В. В. Верещагин и его произведения

Text
Mark as finished
Font:Smaller АаLarger Aa

В своих картинах Верещагин вообще не допускал ничего вымышленного или изысканного, в угоду к какой-либо тенденции, доктрины или учения. Он писал только то, что сам видел, а писал потому, что находил это интересным и живописным, желая передать верную картину пережитого им, и никакими иными побуждениями при этом не руководствовался. Как показывает ниже напечатанная биография Верещагина, только желание учиться заставляло его ездить из Петербурга в Париж, оттуда на Кавказ, с Кавказа в Среднюю Азию, в Индию, на Балканы, в Болгарию, в Палестину, на Филиппины, на Дальний Восток. Всюду влекло его стремление увидать что-либо новое, найти новый материал для своей живописи, в таких странах, куда раньше Верещагина не проникал ни один из европейских художников. И где бы он ни был, в Туркестане ли, на Балканах ли, поднимался ли он на снеговые вершины Гималаев, чтобы на месте штудировать эффекты света и воздуха, где писал до изнеможения, так что кисть выпадала из рук, всюду, помимо неослабной энергии и непрерывности в работе, представляется изумительной его способность наблюдать во всякой обстановке, среди неудобств, лишений и опасностей. «Везде», писал он мне в одном из писем, «в Туркестане и в Индии, этюды знакомили с страною, учили меня; результатом являлись картины, созревавшие гораздо позже».

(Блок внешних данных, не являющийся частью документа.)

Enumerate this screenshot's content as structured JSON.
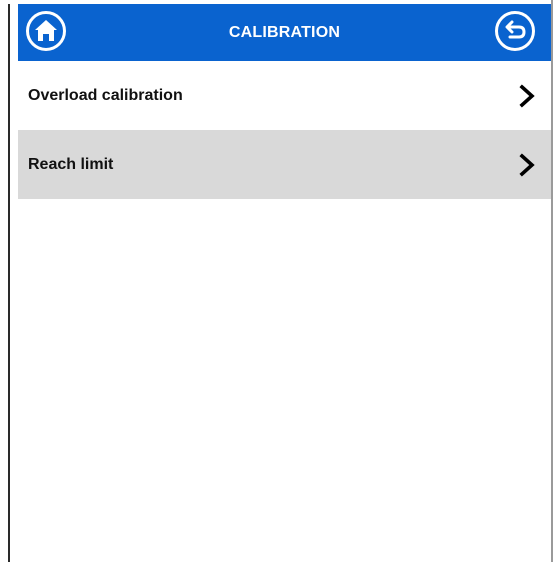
{
  "header": {
    "title": "CALIBRATION",
    "background_color": "#0a63cf",
    "home_icon": "home-icon",
    "back_icon": "back-return-icon"
  },
  "menu": {
    "items": [
      {
        "label": "Overload calibration",
        "icon": "chevron-right-icon"
      },
      {
        "label": "Reach limit",
        "icon": "chevron-right-icon"
      }
    ],
    "highlight_color": "#d9d9d9"
  }
}
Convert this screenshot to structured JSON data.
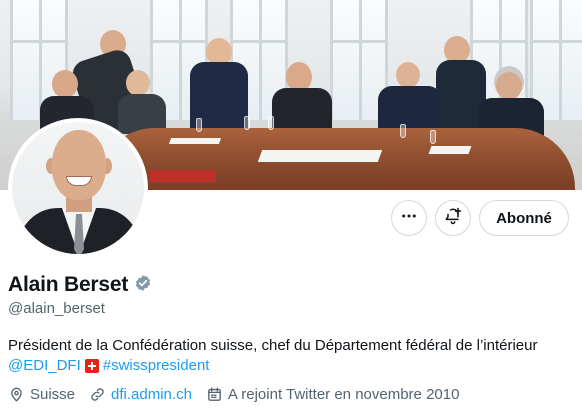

Почему же Верещагин так заинтересовался войной? Как он сам объяснял, в 1867 г. он решил ехать в Туркестан потому, что «хотел узнать, что такое истинная война, о которой много читал и слышал и близь которой был на Кавказе». Взялся же он за обработку сюжетов войны «далеко не в сантиментальном духе» вот почему: «так как мне самому», пишет он в предисловии к английскому каталогу своей нью-йоркской выставки, «пришлось убить в различных войнах не мало бедных своих ближних, то, стало быть, я не имел права сантиментальничать. А вид этих груд человеческих существ, зарезанных, застреленных, обезглавленных на моих глазах, в областях от границ Китая до Болгарии, неминуемо должен был оказать живое влияние на художественную сторону замысла… По громадной энергии и возбуждению, создаваемым войнами, по огромной умственной и материальной деятельности, вызываемой ими, они представляют собой явление интересное для всех, кто занимается изучением цивилизации человечества. Я задумал наблюдать войну в ее различных видах и передать это правдиво. Факты, перенесенные на холст без прикрас должны красноречиво говорить сами за себя.» И ужасы войны, им изображенные, действительно доказывали чудовищность бессмыслия этого «отвратительнейшего нароста на цивилизации».

Не мудрено, что общество и друзья идеи мира считали автора таких картин одним из достойнейших кандидатов на известную Нобелевскую премию, учрежденную в поощрение пропаганды всеобщего мира. И, узнавши, что в числе кандидатов на получение этой, премии в 1900 г. было намечено его имя, Верещагин тогда же устроил свою выставку в Христиании. Он нисколько не скрывал своего желания взять верх в этом культурном состязании, о чем свидетельствует недавно напечатанная переписка его по этому поводу с Ж. Клареси и Е. Цабелем. «Одни», говорил он, «распространяют идеи мира своим увлекательным, могучим словом, другие выставляют в защиту ее разные аргументы, религиозные, экономические и др., а я проповедую то же посредством красок. Не скажу, что крупное денежное вознаграждение меня совсем не интересует, да и не поверят этому, если скажу; но несравненно важнее для меня признание того, что искусство в данном отношении имеет такое же облагораживающее воспитательное значение, как изящная литература и ораторское красноречие.» Но премия не ему была присуждена, так как заранее была организована агитация в пользу Дюнана, основателя «Красного Креста».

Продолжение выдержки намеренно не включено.